Long-Term Effectiveness of Cannabidiol (CBD) Against Focal Seizures in Tuberous Sclerosis Complex (TSC): Results from the GWPCARE6 Open-Label Extension (OLE) Trial

Abstract number : 2.498
Submission category : 7. Anti-seizure Medications / 7B. Clinical Trials
Year : 2023
Submission ID : 1387
Source : www.aesnet.org
Presentation date : 12/3/2023 12:00:00 AM
Published date :

Authors :
Presenting Author: Joyce Y. Wu, MD – Ann & Robert H Lurie Children’s Hospital of Chicago, Northwestern University Feinberg School of Medicine

E. Martina Bebin, MD, MPA – University of Alabama School of Medicine; Teresa Greco, PhD – Jazz Pharmaceuticals, Inc., Gentium Spa; Kelly Simontacchi, PhD – Jazz Pharmaceuticals, Inc.

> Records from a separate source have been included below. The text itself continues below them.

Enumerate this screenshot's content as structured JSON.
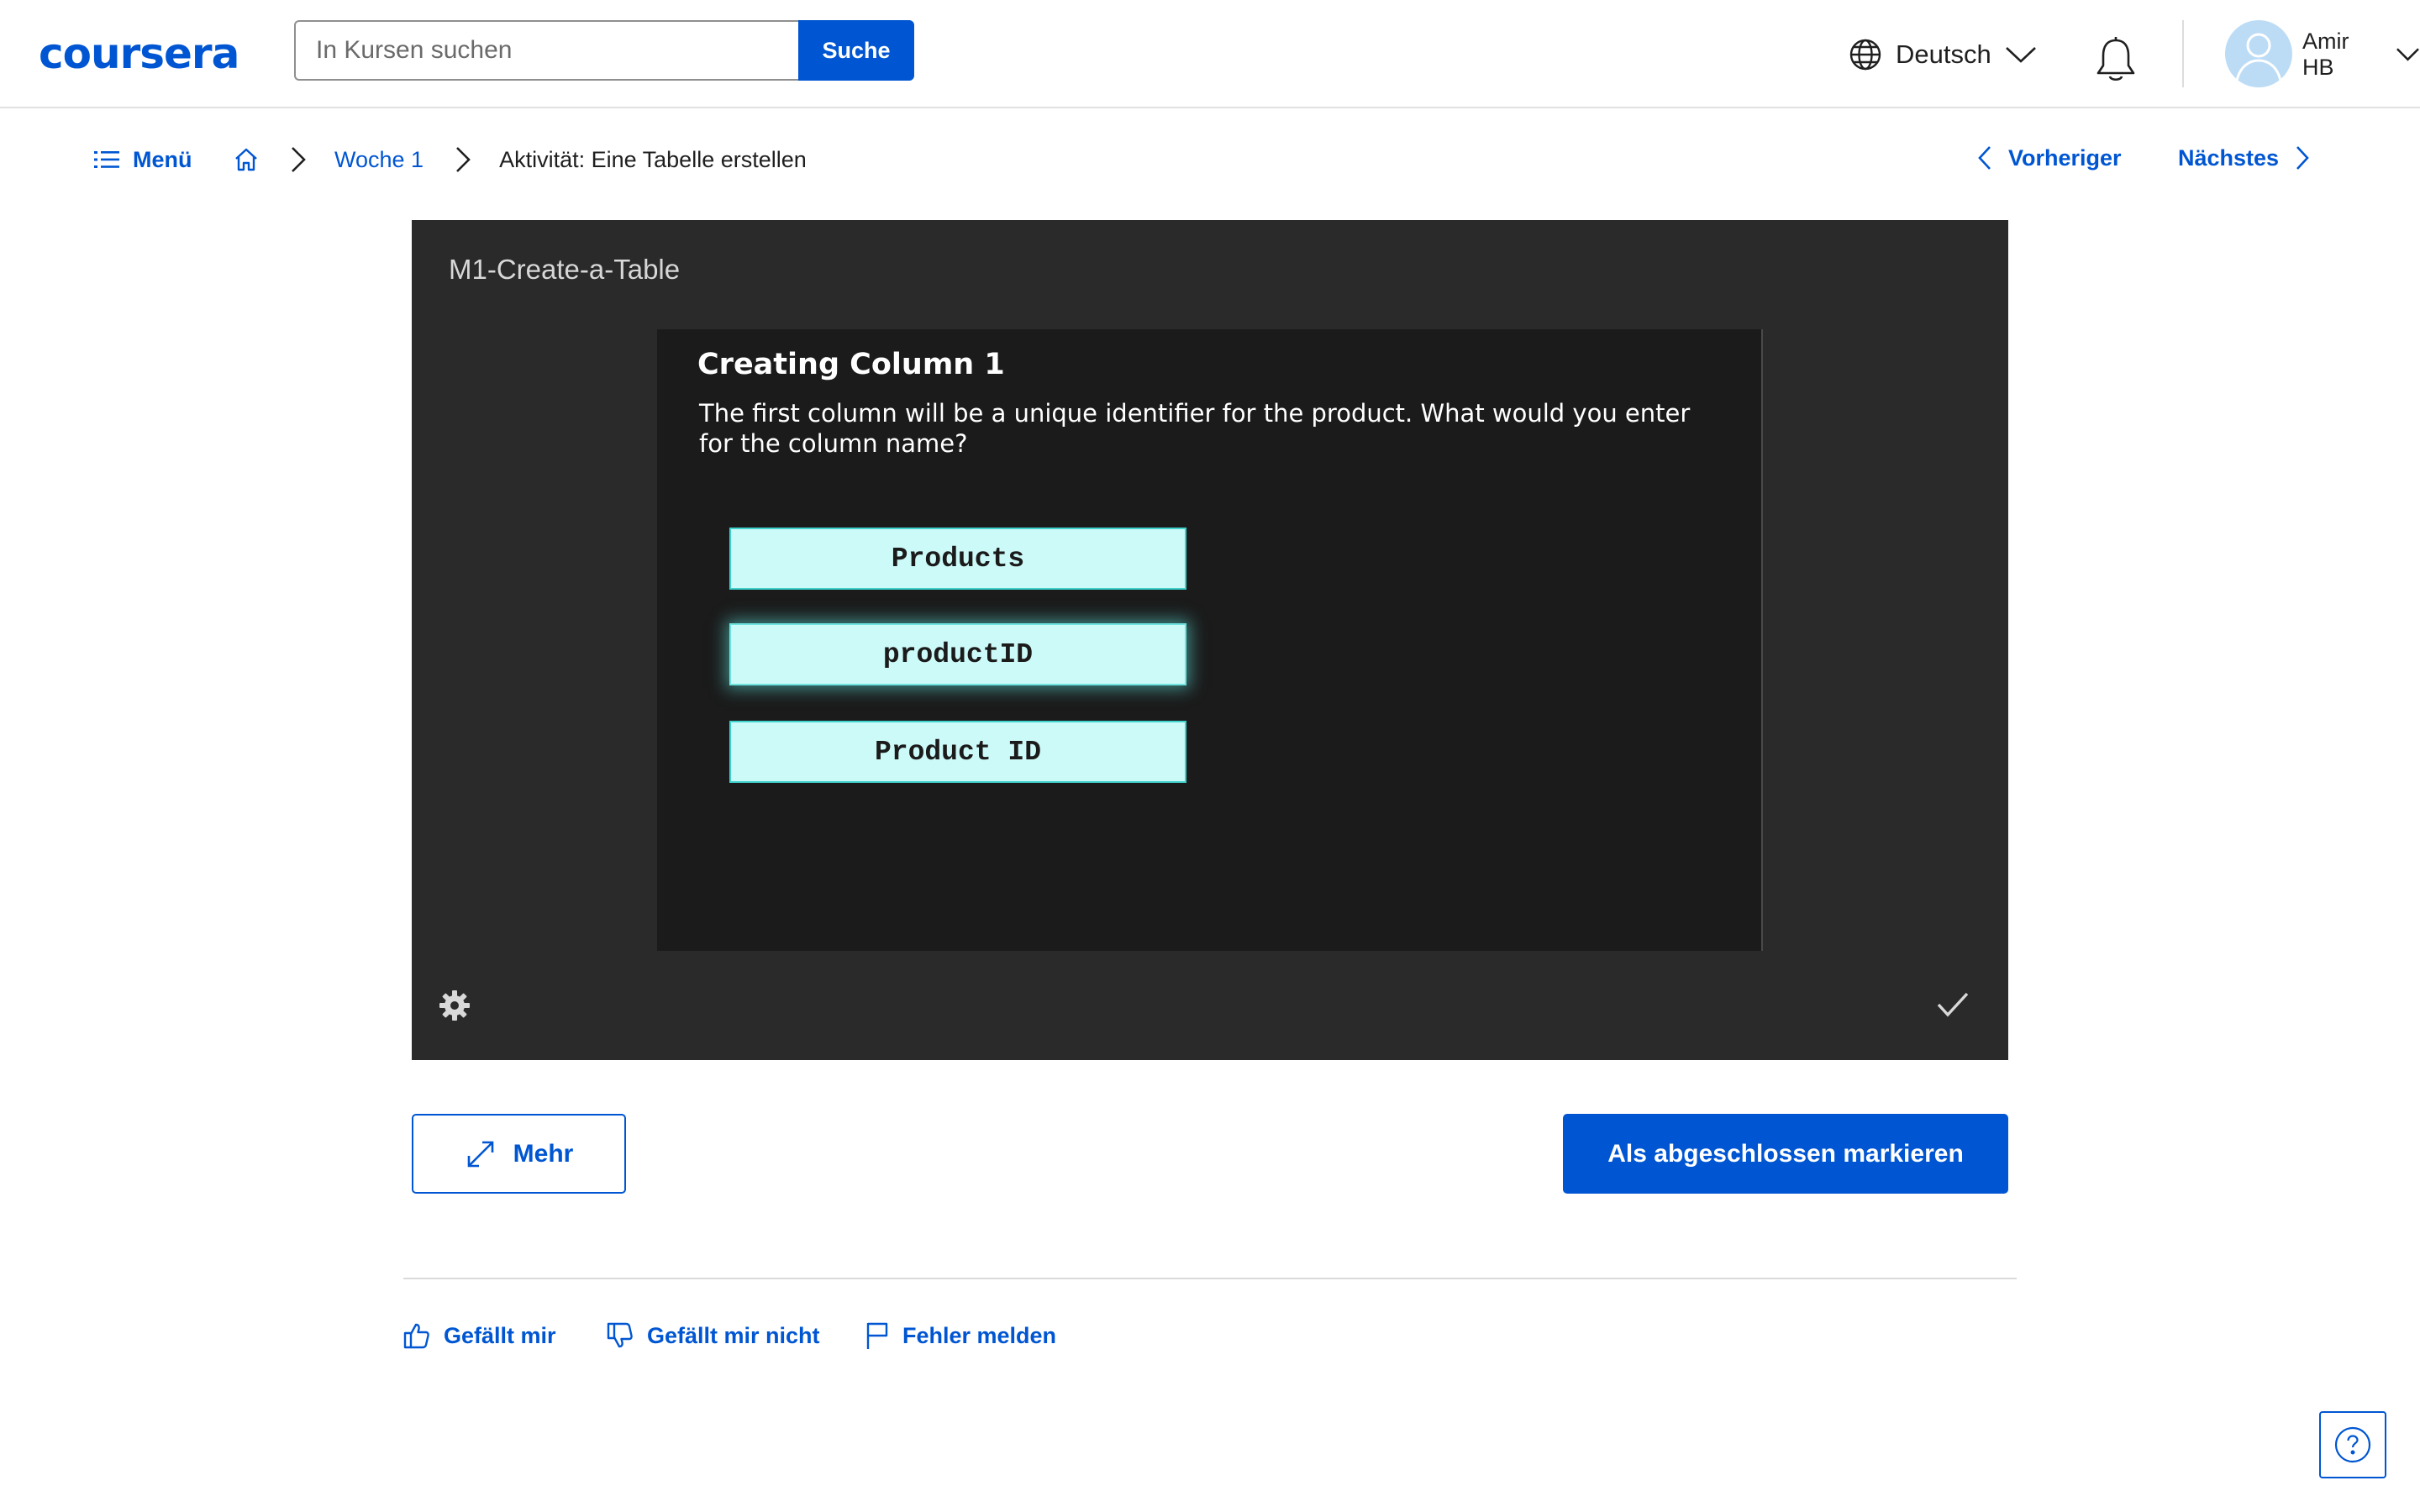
{
  "header": {
    "logo_text": "coursera",
    "search": {
      "placeholder": "In Kursen suchen",
      "value": "",
      "button_label": "Suche"
    },
    "language": {
      "label": "Deutsch",
      "icon": "globe-icon"
    },
    "notifications_icon": "bell-icon",
    "user": {
      "name": "Amir HB",
      "avatar_icon": "user-avatar-icon"
    }
  },
  "breadcrumb": {
    "menu_label": "Menü",
    "home_icon": "home-icon",
    "items": [
      {
        "label": "Woche 1",
        "link": true
      },
      {
        "label": "Aktivität: Eine Tabelle erstellen",
        "link": false
      }
    ]
  },
  "navigation": {
    "prev_label": "Vorheriger",
    "next_label": "Nächstes"
  },
  "player": {
    "title": "M1-Create-a-Table",
    "slide": {
      "heading": "Creating Column 1",
      "text": "The first column will be a unique identifier for the product. What would you enter for the column name?",
      "options": [
        "Products",
        "productID",
        "Product ID"
      ],
      "highlighted_option": "productID"
    },
    "settings_icon": "gear-icon",
    "complete_icon": "checkmark-icon"
  },
  "actions": {
    "more_label": "Mehr",
    "complete_label": "Als abgeschlossen markieren"
  },
  "feedback": {
    "like_label": "Gefällt mir",
    "dislike_label": "Gefällt mir nicht",
    "report_label": "Fehler melden"
  },
  "help_icon": "help-question-icon",
  "colors": {
    "primary": "#0056d2",
    "player_bg": "#2a2a2a",
    "slide_bg": "#1b1b1b",
    "option_bg": "#ccfaf8",
    "option_border": "#3fd1cc"
  }
}
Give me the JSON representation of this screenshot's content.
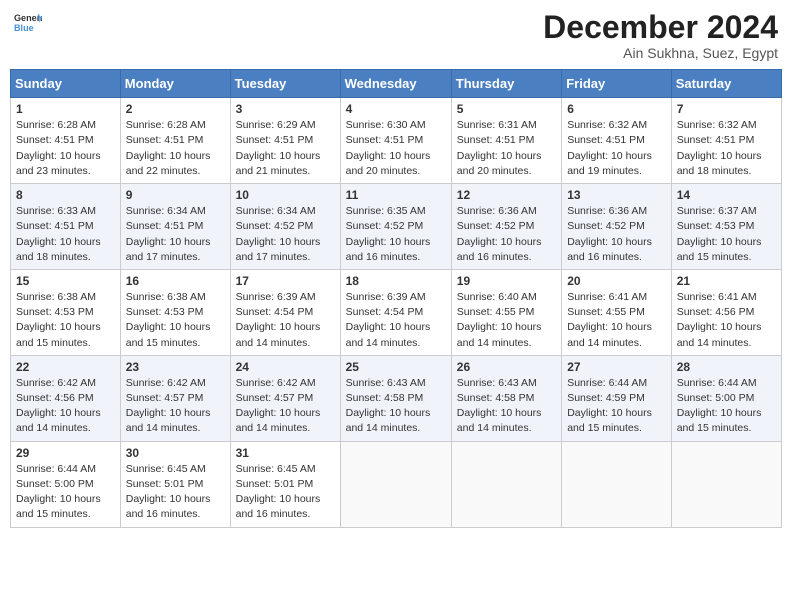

Rationale: Add-on CBD reduced TSC-associated seizures (focal and generalized) in the randomized controlled trial (RCT) GWPCARE6 (NCT02544763) and its OLE (NCT02544750). This post hoc analysis evaluated the effectiveness of CBD specifically against focal seizure subtypes in the OLE.

Methods: Patients received plant-derived highly purified CBD (Epidiolex®; 100 mg/mL oral solution) at 25 or 50 mg/kg/d or placebo in the RCT, which included a four week titration and twelve week maintenance period. In the OLE trial, all patients received CBD (maximum dose up to 50 mg/kg/d). Patients could receive treatment for up to one year, except in the United States and Poland, where they could continue treatment beyond one year. In this post hoc analysis, the effectiveness of CBD was evaluated as the percentage change from baseline in the 28-day monthly average and responder rates (RRs; ≥50%, ≥75%, and 100% reduction) of focal seizure frequency across twelve week intervals through 144 weeks of treatment. Safety results are reported for the full OLE treatment period.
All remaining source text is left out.